The demand for energy is rising and given that energy demand is projected to keep rising with constrained oil supplies, oil prices seem unlikely to fall significantly in the near future. Because 60% of U. S. petroleum supplies are imported, there is a need to develop alternative fuel supplies for future energy demands. Bioenergy has become a subject of increasing atten­tion around the world. But the use of crop biomass such as grains, roots, and tubers as a raw material for bioenergy production may compete with food and feed supplies. U. S. fuel ethanol and biodiesel production is at an all-time high, but the industry is also facing a significant problem on how to deal with byproducts and wastes such as corn fiber, dried distillers’ grains and solubles (DDGS), glycerin, food, and animal wastes. For instance, production of 10 tb of diesel results in 1 lb of glycerin and for every bushel of corn converted into ethanol (2.7 gallons), 18 lb of DDGS is generated. Waste, despite being one of the leading environmental problems, has the potential to become one of the largest bioenergy resources. Livestock production worldwide has grown rapidly in light of increased demand, and this has environ­mental implications especially in the area of waste management. In New York State alone, the dairy cow population is about 700,000, generating a significant amount of manure. At 40 lb of waste per cow per day, the energy potential is great. By eliminating the animal waste on a farm, a farmer alleviates or eliminates environmental problems, such as odor and water pollution, and may be able to increase the size of his herd. Animal waste digestion offers many economic benefits (biogas and fertilizer production). Therefore, finding new energy sources from livestock waste streams will be a major strategy to treat the waste and sustain the growth of the livestock industry.

Currently, there is no book on the market that is focused on the production of liquid biofuels and biogas from agricultural byproducts and wastes.

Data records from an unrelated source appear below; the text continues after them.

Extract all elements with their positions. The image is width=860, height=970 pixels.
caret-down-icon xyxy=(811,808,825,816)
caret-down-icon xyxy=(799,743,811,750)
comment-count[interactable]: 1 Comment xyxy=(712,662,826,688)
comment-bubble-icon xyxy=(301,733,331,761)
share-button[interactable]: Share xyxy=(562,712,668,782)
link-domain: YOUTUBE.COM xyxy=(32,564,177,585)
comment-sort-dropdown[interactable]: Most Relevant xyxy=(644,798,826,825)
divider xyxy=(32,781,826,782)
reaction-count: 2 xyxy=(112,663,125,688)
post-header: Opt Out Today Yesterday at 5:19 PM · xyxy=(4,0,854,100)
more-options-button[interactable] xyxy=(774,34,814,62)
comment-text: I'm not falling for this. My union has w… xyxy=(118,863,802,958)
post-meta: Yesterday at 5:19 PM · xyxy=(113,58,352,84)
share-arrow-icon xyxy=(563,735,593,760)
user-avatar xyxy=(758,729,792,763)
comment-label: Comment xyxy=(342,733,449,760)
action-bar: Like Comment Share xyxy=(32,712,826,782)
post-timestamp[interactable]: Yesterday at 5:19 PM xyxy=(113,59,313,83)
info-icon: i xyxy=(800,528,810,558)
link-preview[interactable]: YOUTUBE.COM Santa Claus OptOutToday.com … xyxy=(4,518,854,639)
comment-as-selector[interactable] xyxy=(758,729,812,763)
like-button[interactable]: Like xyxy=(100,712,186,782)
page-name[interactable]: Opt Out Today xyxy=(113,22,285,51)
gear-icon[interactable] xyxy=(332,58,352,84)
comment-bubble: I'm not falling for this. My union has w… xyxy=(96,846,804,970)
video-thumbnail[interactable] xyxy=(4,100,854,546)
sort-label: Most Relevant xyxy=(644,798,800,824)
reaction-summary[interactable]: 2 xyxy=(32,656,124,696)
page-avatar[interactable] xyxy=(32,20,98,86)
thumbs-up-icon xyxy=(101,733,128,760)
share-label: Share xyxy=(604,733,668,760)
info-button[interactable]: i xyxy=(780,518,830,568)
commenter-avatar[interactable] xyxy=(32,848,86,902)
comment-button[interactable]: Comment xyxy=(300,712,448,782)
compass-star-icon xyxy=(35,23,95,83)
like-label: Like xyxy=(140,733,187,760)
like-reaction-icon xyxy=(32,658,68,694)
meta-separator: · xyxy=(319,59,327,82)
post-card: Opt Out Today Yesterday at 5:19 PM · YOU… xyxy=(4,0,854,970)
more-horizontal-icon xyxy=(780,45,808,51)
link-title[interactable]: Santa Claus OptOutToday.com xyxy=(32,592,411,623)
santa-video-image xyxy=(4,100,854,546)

This book will provide a comprehensive text on the science of production of liquid biofuels (ethanol and butanol) and biogas (methane) from agricultural byproducts as well as animal and food industry wastes. The book is intended for university researchers (professors, students, libraries), industry scientists (large company QA/QC management, bioenergy companies, start-up companies, microbiologists), as well as engineers and microbiologists from government agencies. This book should serve as an up — to-date reference resource for university and industry scientists in the area of biofuel research, waste treatment, and integrated farm management.